Tech crew, know what your cues are. Know when the lights need to dim. Know when the sound is too loud, or too soft, or when a guitar is too shrill. Know when a vocalist needs less cutting through the mix. Know when the camera needs to pan. Know when the stage needs to be well-lit, or less lit, etc. Take some initiative to prepare yourself. Most of the time, it’s the atmosphere itself that can be the defining factor in whether a person returns the next week to hear more of the life-changing Gospel message. Again, it’s not about perfection for the sake of it, it’s about eliminating as many distractions as possible, and creating an environment where the Holy Spirit is welcome and where people can connect with the Living God.

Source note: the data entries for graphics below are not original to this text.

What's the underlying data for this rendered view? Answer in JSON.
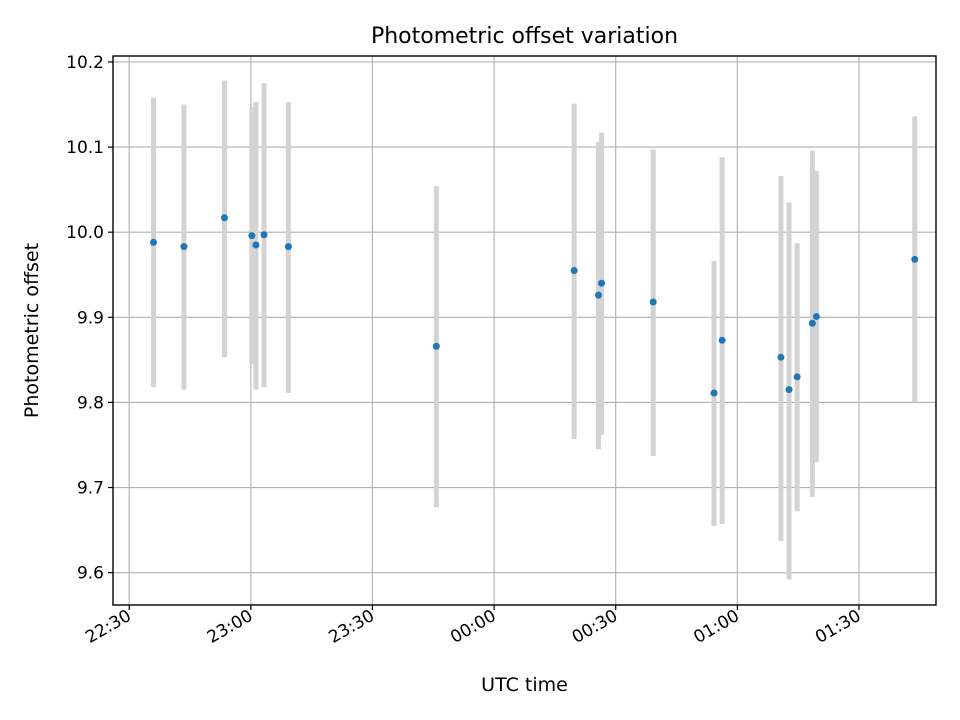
{
  "chart_data": {
    "type": "scatter",
    "title": "Photometric offset variation",
    "xlabel": "UTC time",
    "ylabel": "Photometric offset",
    "x_is_time": true,
    "xlim": [
      "22:26",
      "01:49"
    ],
    "ylim": [
      9.562,
      10.207
    ],
    "x_ticks": [
      "22:30",
      "23:00",
      "23:30",
      "00:00",
      "00:30",
      "01:00",
      "01:30"
    ],
    "y_ticks": [
      "9.6",
      "9.7",
      "9.8",
      "9.9",
      "10.0",
      "10.1",
      "10.2"
    ],
    "grid": true,
    "colors": {
      "points": "#1f77b4",
      "error_bars": "#d3d3d3"
    },
    "points": [
      {
        "t": "22:36:00",
        "y": 9.988,
        "lo": 9.818,
        "hi": 10.158
      },
      {
        "t": "22:43:30",
        "y": 9.983,
        "lo": 9.815,
        "hi": 10.15
      },
      {
        "t": "22:53:30",
        "y": 10.017,
        "lo": 9.853,
        "hi": 10.178
      },
      {
        "t": "23:00:15",
        "y": 9.996,
        "lo": 9.845,
        "hi": 10.147
      },
      {
        "t": "23:01:15",
        "y": 9.985,
        "lo": 9.815,
        "hi": 10.153
      },
      {
        "t": "23:03:15",
        "y": 9.997,
        "lo": 9.818,
        "hi": 10.175
      },
      {
        "t": "23:09:15",
        "y": 9.983,
        "lo": 9.811,
        "hi": 10.153
      },
      {
        "t": "23:45:45",
        "y": 9.866,
        "lo": 9.677,
        "hi": 10.054
      },
      {
        "t": "00:19:45",
        "y": 9.955,
        "lo": 9.757,
        "hi": 10.151
      },
      {
        "t": "00:25:45",
        "y": 9.926,
        "lo": 9.745,
        "hi": 10.106
      },
      {
        "t": "00:26:30",
        "y": 9.94,
        "lo": 9.762,
        "hi": 10.117
      },
      {
        "t": "00:39:15",
        "y": 9.918,
        "lo": 9.737,
        "hi": 10.097
      },
      {
        "t": "00:54:15",
        "y": 9.811,
        "lo": 9.655,
        "hi": 9.966
      },
      {
        "t": "00:56:15",
        "y": 9.873,
        "lo": 9.657,
        "hi": 10.088
      },
      {
        "t": "01:10:45",
        "y": 9.853,
        "lo": 9.637,
        "hi": 10.066
      },
      {
        "t": "01:12:45",
        "y": 9.815,
        "lo": 9.592,
        "hi": 10.035
      },
      {
        "t": "01:14:45",
        "y": 9.83,
        "lo": 9.672,
        "hi": 9.987
      },
      {
        "t": "01:18:30",
        "y": 9.893,
        "lo": 9.689,
        "hi": 10.096
      },
      {
        "t": "01:19:30",
        "y": 9.901,
        "lo": 9.73,
        "hi": 10.072
      },
      {
        "t": "01:43:45",
        "y": 9.968,
        "lo": 9.8,
        "hi": 10.136
      }
    ]
  }
}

Now, I want to be fair here, but I don’t want to undermine everything I just said. There is a very real temptation to rely so heavily on our human devices, resources, cleverness, and efforts of persuasion that we completely stifle the work of the Holy Spirit among us. That is a fact. We can be so clever with our techniques, that we squash the working of the Holy Spirit. And that is a very real danger. However, there is a danger on both sides. We can also be so “Spirit-led” that we show up not knowing what songs we’re singing or what sermon we’re preaching because “we’re going to let the Spirit lead as He may.” No. That’s just plain laziness and stupidity. In fact, I had a seminary professor (one who was very in touch with the Spirit I might add) who posed a question in class one day. “Can’t the Holy Spirit guide you in your preparation just as much as He can in the moment?” he rhetorically asked. His point was well-received. Preparation is a ministry. Preparation involves hearing from the Spirit throughout the week—for the process of series-planning—for the planning of the worship—for the small group curriculum—for the children’s ministry lessons—etc. … you get the point.
Bottom line? Be in tune with the Spirit in your preparation. And you’ll be surprised at just how freeing it is, and how the distractions that were once present and stifling will begin to be eliminated as we work together as His body.